Edgar Hicks didn’t grow up in rural Kansas. He is originally from Shreveport, LA, went to college in NYC and is a grain trader in Omaha. But I’ve yet to meet someone more passionate for an area than him. He originated the Spotlighting USDA Event in Hill City, KS where I spoke.
Hicks’ love of history originally drew him to Nicodemus, KS (population 34), a National Historic Site that is the only remaining western town out of over 100 established by African-Americans in KS, OK and TX fleeing oppression from the Jim Crow laws of Reconstruction following the Civil War. The site is a very unique one, having had over 700 residents at its peak. This past weekend the town held their annual homecoming, bringing in over 500 former residents and ancestors from as far away as Los Angeles and New York.

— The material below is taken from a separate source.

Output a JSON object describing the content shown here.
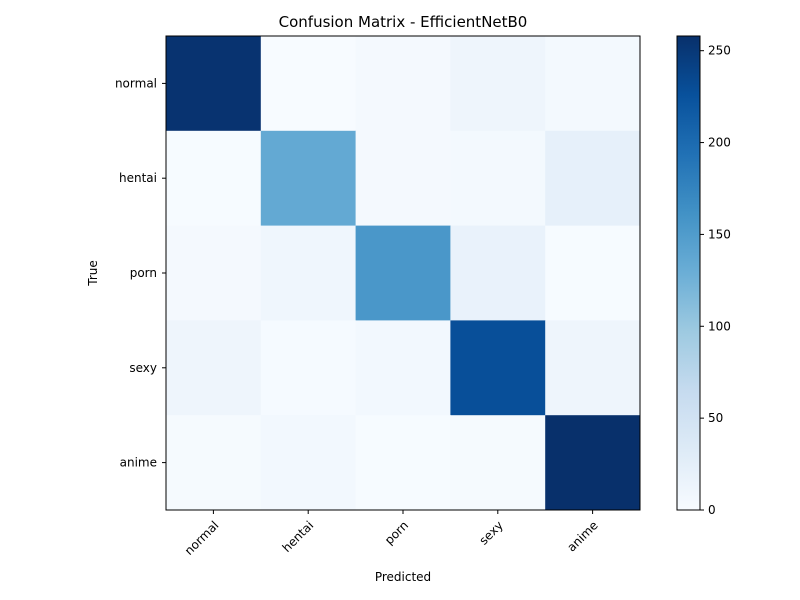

Hicks also has led an effort to cultivate Teff, an Ethiopian cereal grain that is drought resistant, gluten-free and highly sought after by the Ethiopian immigrant community. Hicks obtained a $197,000 research grant for the project which is supported by Kansas State University.
Teff has the potential to develop into one of those niche products that I’ve seen help to transform regions and allow farmers to exit from the commodity crops with their normal highs and too often, lows. It’s great to see someone like Edgar Hicks have the passion and drive to help make a difference in rural Kansas.